Monday, 25 January 2016

Poetry reading


and for a change I will show you a photo I took, but will not write anything about the evening itself. Instead, I will attach a poem I wrote a while ago (as the ones I have been writing lately are sort of not finished and can obviously not be shown yet)



Il sacco di Roma (revisited)


Darling, sit by the window, for you can see

the dead aligned along the roads from the aeroplane.

Millions of starved, mutilated and distressed bodies
thrown in the gutters along the roads leaving Rome,
corpses ready to be devoured by wolves or shipped away
in the white styrofoam coffins dispatched from China
and paid for by the nice people in the Bankviertel.

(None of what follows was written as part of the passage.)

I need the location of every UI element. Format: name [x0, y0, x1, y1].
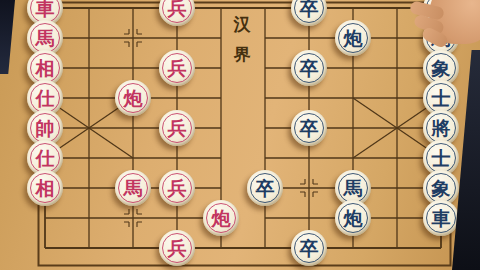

If we took the car we might have discovered these bodies
were still alive (well, when I say alive I mean they might
still be breathing  this foul and toxic air, for this is all
the hope they deserve) and kicking at each other’s jaws,
hoping to crack them open and fishing their best friend’s tongue
from his broken mouth, eating it raw and washing it down with
a spot of black blood erupting from the mangled mess of bones,
teeth and flesh that used to have a human form and that was
capable of reciting Shakespeare, Burns and Blake, arguing
against or in favour of Nietzsche’s nihilism (depending on
the day and quantities of wine drunk), explaining Plato’s
Republic to the children playing footie in the cul-de-sac,
drinking single malt and shedding tears over the writings of
Sylvia Plath and Sarah Kane, and still bringing the evening to
an end with a gentle kiss on the lover’s lips, tasting the sweetness
of life and sucking it all in.   

The men in suits and with blood on their hands have turned
their backs and walked  away  a lifetime ago (mind you, a
lifetime these days does  not last more than the first few
breaths of the newly born – and that is if you are lucky);
they have locked themselves in their castles in the sky,
started inbreeding and produced even more vile offspring;
with almost no heart but a lot of greed they look around
in search of what they might still need to grab and rub against,
laughing wildly at the thought of mankind, certain that
people are worthless machines, disposables, not worth
the ink printed on a piece of worthless paper.

Darling, as we make a run for it, cracking our teeth
against the two cyanide capsules in this deafening aeroplane
take a last look at Europe as it used to be, close your eyes,
and remember it in all its glory and splendour.